Today on the ELAR blog, we are featuring ELDP grantee Joseph Brooks’ project ‘Expanding the documentation of Chini language and culture‘. Joseph’s collection with ELAR focuses on the Chini language, spoken by 60 people in inland Madang Province, Papua New Guinea.
Joseph Brooks, from the University of California, Santa Barbara, gives us his community and scientific highlights from his research from 2016.
Impact on the community and speakers:
‘At this point in time, I know the community and the individuals who make it up quite well. I know that what speaks most to them is the access they have, through their relationships with me, to a higher standard of living than what they had before. It would certainly be a welcome development if they actively chose to consider action to reverse shift away from their vernacular language, but such a possibility is far from the reality on the ground, where people are much more concerned with bringing development to their community, and indeed such local goals are part of the same processes that have brought about shift in the first place, inasmuch as I understand the local motivations. A further complexity has to do with the fact it is not just the language that is endangered; the language is one part within a wide range of cultural practices and knowledge that are falling out of use due to local processes of cultural reproduction. While Chini villagers do voice concern about their dying language, it is of much greater concern to them that the knowledge of certain ritual practices is disappearing, and also that younger men have become rather dramatically remiss in their roles as hunters. While there is little if any local energy or desire to revitalize their language, one other thing I will mention is local enthusiasm about me working with the community to produce an Chini-Tok Pisin-English dictionary. While it would not have been realistic to complete such a work during this project period, I am committed to working on this now and into the future.’

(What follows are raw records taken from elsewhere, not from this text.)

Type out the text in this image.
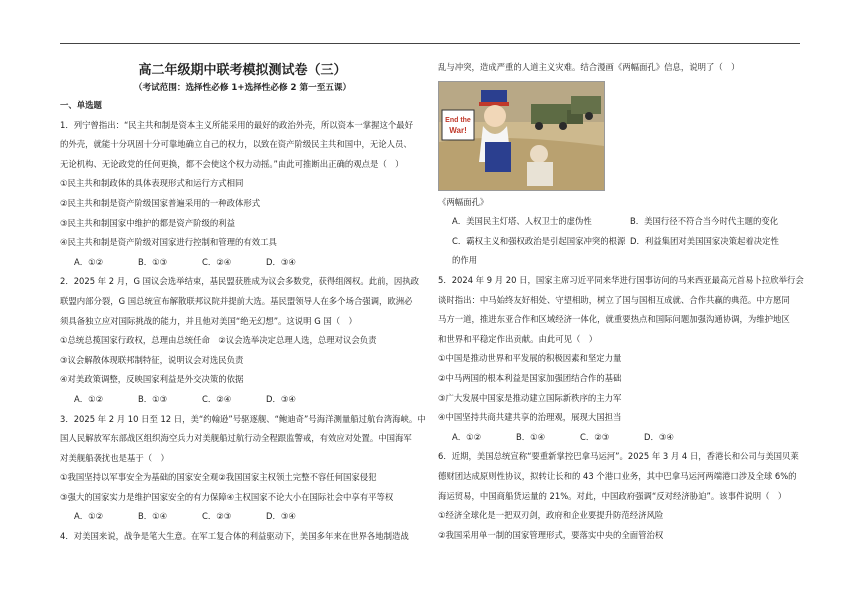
高二年级期中联考模拟测试卷（三）
（考试范围：选择性必修 1+选择性必修 2 第一至五课）
一、单选题

1．列宁曾指出：“民主共和制是资本主义所能采用的最好的政治外壳，所以资本一掌握这个最好

的外壳，就能十分巩固十分可靠地确立自己的权力，以致在资产阶级民主共和国中，无论人员、

无论机构、无论政党的任何更换，都不会使这个权力动摇。”由此可推断出正确的观点是（　）

①民主共和制政体的具体表现形式和运行方式相同

②民主共和制是资产阶级国家普遍采用的一种政体形式

③民主共和制国家中维护的都是资产阶级的利益

④民主共和制是资产阶级对国家进行控制和管理的有效工具

A．①②	B．①③	C．②④	D．③④

2．2025 年 2 月，G 国议会选举结束，基民盟获胜成为议会多数党，获得组阁权。此前，因执政

联盟内部分裂，G 国总统宣布解散联邦议院并提前大选。基民盟领导人在多个场合强调，欧洲必

须具备独立应对国际挑战的能力，并且他对美国“绝无幻想”。这说明 G 国（　）

①总统总揽国家行政权，总理由总统任命　②议会选举决定总理人选，总理对议会负责

③议会解散体现联邦制特征，说明议会对选民负责

④对美政策调整，反映国家利益是外交决策的依据

A．①②	B．①③	C．②④	D．③④

3．2025 年 2 月 10 日至 12 日，美“约翰逊”号驱逐舰、“鲍迪奇”号海洋测量船过航台湾海峡。中

国人民解放军东部战区组织海空兵力对美舰船过航行动全程跟监警戒，有效应对处置。中国海军

对美舰船袭扰也是基于（　）

①我国坚持以军事安全为基础的国家安全观②我国国家主权领土完整不容任何国家侵犯

③强大的国家实力是维护国家安全的有力保障④主权国家不论大小在国际社会中享有平等权

A．①②	B．①④	C．②③	D．③④

4．对美国来说，战争是笔大生意。在军工复合体的利益驱动下，美国多年来在世界各地制造战

乱与冲突，造成严重的人道主义灾难。结合漫画《两幅面孔》信息，说明了（　）

End the
War!

《两幅面孔》

A．美国民主灯塔、人权卫士的虚伪性	B．美国行径不符合当今时代主题的变化
C．霸权主义和强权政治是引起国家冲突的根源 D．利益集团对美国国家决策起着决定性

的作用

5．2024 年 9 月 20 日，国家主席习近平同来华进行国事访问的马来西亚最高元首易卜拉欣举行会

谈时指出：中马始终友好相处、守望相助，树立了国与国相互成就、合作共赢的典范。中方愿同

马方一道，推进东亚合作和区域经济一体化，就重要热点和国际问题加强沟通协调，为维护地区

和世界和平稳定作出贡献。由此可见（　）

①中国是推动世界和平发展的积极因素和坚定力量

②中马两国的根本利益是国家加强团结合作的基础

③广大发展中国家是推动建立国际新秩序的主力军

④中国坚持共商共建共享的治理观，展现大国担当

A．①②	B．①④	C．②③	D．③④

6．近期，美国总统宣称“要重新掌控巴拿马运河”。2025 年 3 月 4 日，香港长和公司与美国贝莱

德财团达成原则性协议，拟转让长和的 43 个港口业务，其中巴拿马运河两端港口涉及全球 6%的

海运贸易，中国商船货运量的 21%。对此，中国政府强调“反对经济胁迫”。该事件说明（　）

①经济全球化是一把双刃剑，政府和企业要提升防范经济风险

②我国采用单一制的国家管理形式，要落实中央的全面管治权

The way number works in Chini has not been documented or described in detail for any other language and can be seen as challenging some widely accepted views in our cross-linguistic understanding. In Chini, number operates on a relative (and not absolute) basis where the functionally unmarked value is ‘few, a minimal amount’ and its functionally marked counterpart is ‘many, a maximal amount’. These categories correspond best with those termed ‘paucal’ (or, alternatively: ‘non-plural’) and ‘plural’ in other languages. Formally they are marked in a number of different places in the grammar, especially nouns and verbs, and operate in terms of nominal and verbal number.
‘For nominal number, under elicitation, any speaker of Chini (and also in Yigaves, Chini’s nearest relative to the north, as well as some related phenomena in lski, another near relative to the northwest) will reliably produce the ‘paucal’ form of a noun like amárki ‘woman’ or wutmɨ ‘person’ in NPs with the numbers ‘one’ and ‘two’, while producing the ‘plural’ form (amáriyi, wuti) in NPs with numbers ‘three’ or greater. Highly differentiated human entities operate in this way in discourse with some exceptions. However, for things that come in twos, like human legs, one leg can be expressed as paucal (ña) while two is plural (ñari), because two legs is the maximal amount of legs. Some meanings are more lexically specific and unpredictable but still follow the same principle. The plural form gwrundi ‘lit firewood’ does not just mean multiple pieces of lit firewood, but rather, an amount sufficient enough for starting an actual fire. The paucal form, gwundmɨ, refers then to any amount that is not sufficient for making a fire and so is used in quite different contexts, for example, a piece someone carries to help someone else who does not have anything to start a fire. For insects such as flies (vr-) and ants (akar-), the plural forms (vriyi, akariyi) are almost never used. These insects often come in great numbers, and it is only when the speaker wishes to express the idea of there being an extremely unusual overabundance, that they will use the plural, where the plural has a pragmatic effect similar to “damn this uncanny multitude of flies!”. There is more to the story here as well, since speakers often use these categories and the semantic relativity they are based on, for expressive purposes.
‘Verbal number operates on a similar basis. Verbal number operates as an expression of the iterations of the action of the verb, the degree of effort put into the action, among other nuances that depend on the lexical semantics of the verb and the context of use. Similar to what has been discussed in some of the literature, there is some correspondence between the verbal number category and the number of the (absolutive) participant. (However, there is more to the story here as well, since a great many exceptions in discourse show that agreement is not in fact at issue here). The most common tendency is for singular and dual/things in twos participants to co-occur with the paucactional verb forms and for plural/3+ participants to co-occur with pluractional verb forms. There are also plenty of exceptions to this, but the exceptions still can be seen to work on the same paucal-plural basis. So for instance, in making canoes from logs, on the first day of work the (single) log must be cut – and pluractional, because the full amount of square cuts must be made, up the full length of the log. Importantly, speakers rely on the relative nature of the distinction in order to express their perspective of some entity or event as being minimal or maximal, regardless of the exact number of entities involved, e.g. depending on expectations for each specific situation. So the function of number in this language is not really to enumerate per se but is instead an expressive resource, one that is furthermore responsive to local cultural preoccupations having to do with paucity/scarcity versus abundance.’